Truth and Competence

When then Secretary of State Colin Powell told the UN that Saddam Hussain had chemical and biological weapons of mass destruction, I believed him.  When he said that US and UK intelligence had incontrovertible evidence that Saddam Hussain had an active programme to create nuclear weapons and the means to deliver them to targets I cared about, I believed him.  When then Prime Minister Tony Blair went beyond even what Powell had asserted and told us that Saddam’s chemical weapons could be activated within 45 minutes, I believed him also.

We now know that none of this was true.  What is unclear is whether Powell and Blair were lying or relying on bad intelligence - or both. 

This morning, I read in the papers that US intelligence has, in the words of the Financial Times, "downgraded its assessment of the risks posed by Iran’s nuclear ambitions with a surprise declaration that the country, led by President Mahmoud Ahmadi-Nejad …, halted its nuclear weapons programme in 2003 and may not have restarted it".

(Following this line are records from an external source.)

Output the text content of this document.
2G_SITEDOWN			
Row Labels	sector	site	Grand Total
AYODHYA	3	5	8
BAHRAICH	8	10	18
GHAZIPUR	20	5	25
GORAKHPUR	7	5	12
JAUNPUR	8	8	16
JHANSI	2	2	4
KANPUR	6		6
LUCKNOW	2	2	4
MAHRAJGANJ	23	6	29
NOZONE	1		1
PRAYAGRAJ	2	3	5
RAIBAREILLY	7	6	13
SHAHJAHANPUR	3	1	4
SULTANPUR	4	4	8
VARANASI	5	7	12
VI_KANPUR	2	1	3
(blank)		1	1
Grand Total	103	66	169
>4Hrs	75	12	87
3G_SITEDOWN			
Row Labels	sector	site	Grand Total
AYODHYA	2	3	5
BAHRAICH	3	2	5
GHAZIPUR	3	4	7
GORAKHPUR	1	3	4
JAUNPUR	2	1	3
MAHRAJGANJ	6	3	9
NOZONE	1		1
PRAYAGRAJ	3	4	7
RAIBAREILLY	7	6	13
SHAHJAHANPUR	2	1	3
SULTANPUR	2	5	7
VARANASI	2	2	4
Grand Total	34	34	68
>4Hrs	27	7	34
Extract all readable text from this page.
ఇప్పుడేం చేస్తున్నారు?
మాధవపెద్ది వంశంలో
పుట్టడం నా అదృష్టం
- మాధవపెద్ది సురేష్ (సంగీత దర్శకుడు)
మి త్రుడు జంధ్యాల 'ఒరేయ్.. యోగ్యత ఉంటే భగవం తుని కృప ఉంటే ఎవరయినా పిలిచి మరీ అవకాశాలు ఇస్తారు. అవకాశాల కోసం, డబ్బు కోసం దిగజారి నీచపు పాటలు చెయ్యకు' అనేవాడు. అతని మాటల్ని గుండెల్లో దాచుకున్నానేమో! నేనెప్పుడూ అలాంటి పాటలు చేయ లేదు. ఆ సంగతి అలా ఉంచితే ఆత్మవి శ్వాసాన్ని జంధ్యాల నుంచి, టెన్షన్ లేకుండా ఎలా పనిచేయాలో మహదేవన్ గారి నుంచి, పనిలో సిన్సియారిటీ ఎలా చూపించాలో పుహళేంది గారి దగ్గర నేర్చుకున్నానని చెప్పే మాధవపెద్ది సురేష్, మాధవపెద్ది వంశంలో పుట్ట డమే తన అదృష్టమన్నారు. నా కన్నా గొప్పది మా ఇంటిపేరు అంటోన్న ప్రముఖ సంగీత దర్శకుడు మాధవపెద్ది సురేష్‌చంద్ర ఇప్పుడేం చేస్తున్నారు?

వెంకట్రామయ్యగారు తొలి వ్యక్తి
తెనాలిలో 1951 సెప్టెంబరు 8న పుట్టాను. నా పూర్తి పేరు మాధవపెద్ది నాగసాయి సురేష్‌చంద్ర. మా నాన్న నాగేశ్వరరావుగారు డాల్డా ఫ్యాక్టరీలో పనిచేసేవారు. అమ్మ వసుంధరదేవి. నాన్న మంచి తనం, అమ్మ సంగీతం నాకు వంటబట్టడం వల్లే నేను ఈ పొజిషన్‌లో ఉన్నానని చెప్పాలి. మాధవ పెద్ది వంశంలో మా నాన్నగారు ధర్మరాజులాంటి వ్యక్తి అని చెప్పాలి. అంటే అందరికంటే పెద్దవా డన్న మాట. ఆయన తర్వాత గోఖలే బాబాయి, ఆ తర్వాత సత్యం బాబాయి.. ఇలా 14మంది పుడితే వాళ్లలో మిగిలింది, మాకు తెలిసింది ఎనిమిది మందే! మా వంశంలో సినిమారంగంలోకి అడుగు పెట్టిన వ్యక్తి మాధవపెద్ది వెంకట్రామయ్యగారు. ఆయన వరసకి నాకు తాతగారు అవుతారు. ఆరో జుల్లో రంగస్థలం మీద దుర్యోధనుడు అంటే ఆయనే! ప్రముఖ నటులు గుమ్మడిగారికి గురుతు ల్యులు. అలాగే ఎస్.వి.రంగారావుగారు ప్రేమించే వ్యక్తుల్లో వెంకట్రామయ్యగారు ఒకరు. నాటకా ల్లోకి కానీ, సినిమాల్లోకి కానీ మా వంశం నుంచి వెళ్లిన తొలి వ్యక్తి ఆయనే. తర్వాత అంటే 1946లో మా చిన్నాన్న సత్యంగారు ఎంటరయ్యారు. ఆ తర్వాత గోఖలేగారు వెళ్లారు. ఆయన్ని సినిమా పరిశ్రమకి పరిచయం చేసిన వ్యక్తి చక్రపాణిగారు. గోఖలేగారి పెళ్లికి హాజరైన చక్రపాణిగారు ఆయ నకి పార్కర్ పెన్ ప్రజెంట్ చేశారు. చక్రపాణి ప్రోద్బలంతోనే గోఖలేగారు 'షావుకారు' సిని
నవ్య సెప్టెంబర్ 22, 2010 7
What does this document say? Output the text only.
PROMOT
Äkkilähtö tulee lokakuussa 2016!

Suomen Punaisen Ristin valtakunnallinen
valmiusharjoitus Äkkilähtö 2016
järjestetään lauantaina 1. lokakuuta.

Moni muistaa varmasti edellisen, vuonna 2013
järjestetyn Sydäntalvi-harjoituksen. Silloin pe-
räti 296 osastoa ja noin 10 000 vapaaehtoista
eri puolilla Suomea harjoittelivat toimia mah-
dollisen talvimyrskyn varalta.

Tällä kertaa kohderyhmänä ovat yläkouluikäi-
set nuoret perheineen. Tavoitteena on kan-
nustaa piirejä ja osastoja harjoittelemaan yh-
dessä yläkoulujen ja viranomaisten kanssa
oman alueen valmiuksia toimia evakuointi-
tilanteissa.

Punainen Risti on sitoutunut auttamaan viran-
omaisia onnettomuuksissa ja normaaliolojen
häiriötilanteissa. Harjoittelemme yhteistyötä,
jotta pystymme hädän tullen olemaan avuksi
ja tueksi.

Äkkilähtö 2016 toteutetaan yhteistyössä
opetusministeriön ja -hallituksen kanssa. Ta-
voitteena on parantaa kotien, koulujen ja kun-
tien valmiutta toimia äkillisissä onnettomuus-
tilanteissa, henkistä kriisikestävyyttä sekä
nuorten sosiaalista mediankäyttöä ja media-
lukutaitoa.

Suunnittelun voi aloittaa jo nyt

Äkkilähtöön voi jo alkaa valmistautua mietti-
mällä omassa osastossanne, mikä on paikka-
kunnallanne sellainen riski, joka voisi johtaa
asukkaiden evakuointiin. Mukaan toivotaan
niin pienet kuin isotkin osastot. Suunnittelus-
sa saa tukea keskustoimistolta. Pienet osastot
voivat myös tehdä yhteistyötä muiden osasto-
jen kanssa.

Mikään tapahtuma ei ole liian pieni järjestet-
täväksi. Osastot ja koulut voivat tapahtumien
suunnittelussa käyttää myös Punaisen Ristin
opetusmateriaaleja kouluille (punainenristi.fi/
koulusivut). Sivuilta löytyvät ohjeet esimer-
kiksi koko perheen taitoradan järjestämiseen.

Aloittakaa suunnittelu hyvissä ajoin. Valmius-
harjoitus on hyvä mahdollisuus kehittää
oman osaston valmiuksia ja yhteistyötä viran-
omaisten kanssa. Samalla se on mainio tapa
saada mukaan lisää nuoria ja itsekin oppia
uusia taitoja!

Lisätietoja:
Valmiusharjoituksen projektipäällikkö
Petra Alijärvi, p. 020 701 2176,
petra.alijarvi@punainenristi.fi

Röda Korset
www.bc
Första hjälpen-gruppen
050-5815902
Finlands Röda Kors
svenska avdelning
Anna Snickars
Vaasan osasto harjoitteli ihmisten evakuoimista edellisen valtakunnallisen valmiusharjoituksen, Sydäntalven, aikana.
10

If this is true, I should be relieved.  Ahmedi-Nejad is a religious fanatic with strong Millenarian tendencies, who is waiting for the return of the hidden Imam.  He is confronted by George W. Bush, a religious fanatic with strong Millenarian tendencies, who is waiting for the return of Jesus Christ.  That’s the kind of configuration  likely to expedite the end of the world.  News that Iran has taken its foot off the nuclear accelerator would would be welcome indeed.

But can we believe it?  I have reached the point that, when an official spokesman in the US or the UK makes an assertion about a fact or issue that I cannot verify directly myself, I really only consider two possibilities: (1) (s)he is lying; (2) (s)he doesn’t know what (s)he is talking about.  The possibility that the authorities could be both truthful and competent is barely worth considering.

Truth telling has become a tactical option in political life. You do it when it is convenient - when it serves your purpose, rather than because it is the right and self-evident thing to do.  Competence is no longer expected of our political leaders and hardly hoped for.  The moral, political and economic cost of this erosion of trust and social capital will be with us for a long time, unless of course either the hidden Imam or Jesus Christ make an unexpected (by me) early return.